I suspected that there is something wrong with my code. Tried several pictures from the validation set and all predicted correct except for the few that I know it was confusing for the model and that’s why it has 96% accuracy.

It is weird that no single picture from the internet predicted well…

Does that mean the model is overfit on the kaggle dataset because it does not have varieties of backgrounds , lighting changes …etc.?

I followed the template of dog breeds of Jeremy. And the single file prediciton like Jeremy’s code:

#from https://www.dpi.nsw.gov.au/__data/assets/image/0007/709369/varieties/thumb_gallery.jpg
fn = ‘testing_from_www\thumb_gallery.jpg’

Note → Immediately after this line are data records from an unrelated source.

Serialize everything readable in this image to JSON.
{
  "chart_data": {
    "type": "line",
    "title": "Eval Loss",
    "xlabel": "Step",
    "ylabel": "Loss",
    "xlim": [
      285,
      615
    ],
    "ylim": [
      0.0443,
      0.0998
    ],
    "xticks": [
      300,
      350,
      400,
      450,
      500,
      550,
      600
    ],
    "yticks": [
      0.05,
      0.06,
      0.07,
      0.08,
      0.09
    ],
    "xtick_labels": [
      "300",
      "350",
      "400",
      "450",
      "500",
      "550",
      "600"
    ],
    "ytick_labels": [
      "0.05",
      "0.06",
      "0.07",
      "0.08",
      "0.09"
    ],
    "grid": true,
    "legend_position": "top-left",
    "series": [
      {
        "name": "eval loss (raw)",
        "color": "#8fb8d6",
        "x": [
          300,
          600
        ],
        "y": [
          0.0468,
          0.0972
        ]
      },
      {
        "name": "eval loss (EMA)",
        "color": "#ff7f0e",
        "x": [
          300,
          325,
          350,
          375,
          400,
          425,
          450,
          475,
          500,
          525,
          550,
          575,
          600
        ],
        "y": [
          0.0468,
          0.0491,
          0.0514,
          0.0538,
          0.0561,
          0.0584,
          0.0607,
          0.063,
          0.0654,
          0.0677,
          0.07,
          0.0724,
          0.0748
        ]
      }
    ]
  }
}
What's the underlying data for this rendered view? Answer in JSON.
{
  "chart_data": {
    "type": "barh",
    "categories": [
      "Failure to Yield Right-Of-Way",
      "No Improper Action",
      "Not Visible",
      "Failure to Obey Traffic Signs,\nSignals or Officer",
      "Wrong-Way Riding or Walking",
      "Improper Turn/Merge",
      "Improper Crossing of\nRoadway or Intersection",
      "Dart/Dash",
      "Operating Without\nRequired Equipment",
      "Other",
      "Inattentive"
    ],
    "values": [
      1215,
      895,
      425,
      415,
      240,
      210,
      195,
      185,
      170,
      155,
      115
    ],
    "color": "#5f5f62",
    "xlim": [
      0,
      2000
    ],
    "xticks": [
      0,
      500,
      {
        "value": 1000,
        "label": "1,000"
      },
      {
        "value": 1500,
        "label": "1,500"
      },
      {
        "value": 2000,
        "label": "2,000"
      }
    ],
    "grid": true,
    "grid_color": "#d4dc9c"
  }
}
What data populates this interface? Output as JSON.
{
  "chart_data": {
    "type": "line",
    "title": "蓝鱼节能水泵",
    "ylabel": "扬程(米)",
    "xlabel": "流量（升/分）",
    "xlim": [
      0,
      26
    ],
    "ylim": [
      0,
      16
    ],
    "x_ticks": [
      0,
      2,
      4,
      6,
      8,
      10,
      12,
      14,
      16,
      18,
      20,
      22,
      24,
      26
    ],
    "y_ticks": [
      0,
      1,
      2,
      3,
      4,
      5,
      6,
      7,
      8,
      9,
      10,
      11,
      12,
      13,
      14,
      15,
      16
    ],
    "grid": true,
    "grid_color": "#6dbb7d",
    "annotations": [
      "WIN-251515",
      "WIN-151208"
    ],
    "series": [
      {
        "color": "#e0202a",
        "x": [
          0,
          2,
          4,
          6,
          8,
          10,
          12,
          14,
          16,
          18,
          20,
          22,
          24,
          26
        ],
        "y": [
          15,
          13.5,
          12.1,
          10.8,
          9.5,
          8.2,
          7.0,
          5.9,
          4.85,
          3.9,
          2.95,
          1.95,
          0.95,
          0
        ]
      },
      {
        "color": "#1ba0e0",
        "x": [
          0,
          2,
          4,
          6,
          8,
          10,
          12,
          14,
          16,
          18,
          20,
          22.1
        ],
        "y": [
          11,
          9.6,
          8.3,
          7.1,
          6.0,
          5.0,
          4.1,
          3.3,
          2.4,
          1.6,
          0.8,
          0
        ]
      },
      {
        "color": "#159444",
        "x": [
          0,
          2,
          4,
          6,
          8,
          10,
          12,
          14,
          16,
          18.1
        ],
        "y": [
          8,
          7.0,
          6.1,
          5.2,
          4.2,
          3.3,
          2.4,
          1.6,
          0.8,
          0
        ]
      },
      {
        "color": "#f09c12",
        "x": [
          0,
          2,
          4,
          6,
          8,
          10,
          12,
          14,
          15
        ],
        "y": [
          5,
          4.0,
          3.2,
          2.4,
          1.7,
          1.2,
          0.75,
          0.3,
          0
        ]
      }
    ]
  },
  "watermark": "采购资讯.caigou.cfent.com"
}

trn_tfms, val_tfms = tfms_from_model(arch, sz)
ds = FilesIndexArrayDataset([fn], np.array([0]), val_tfms, PATH)
dl = DataLoader(ds)
preds = learn.predict_dl(dl)
learn.data.classes[np.argmax(preds)], np.exp(preds)

Should we do normalization for the pictures before making prediction?
I thought this is already done in part of fastai so I did not make any changes to the pictures.

KevinB · December 11, 2018, 3:11am

Thank you very much for following up on this. I just had this exact same issue.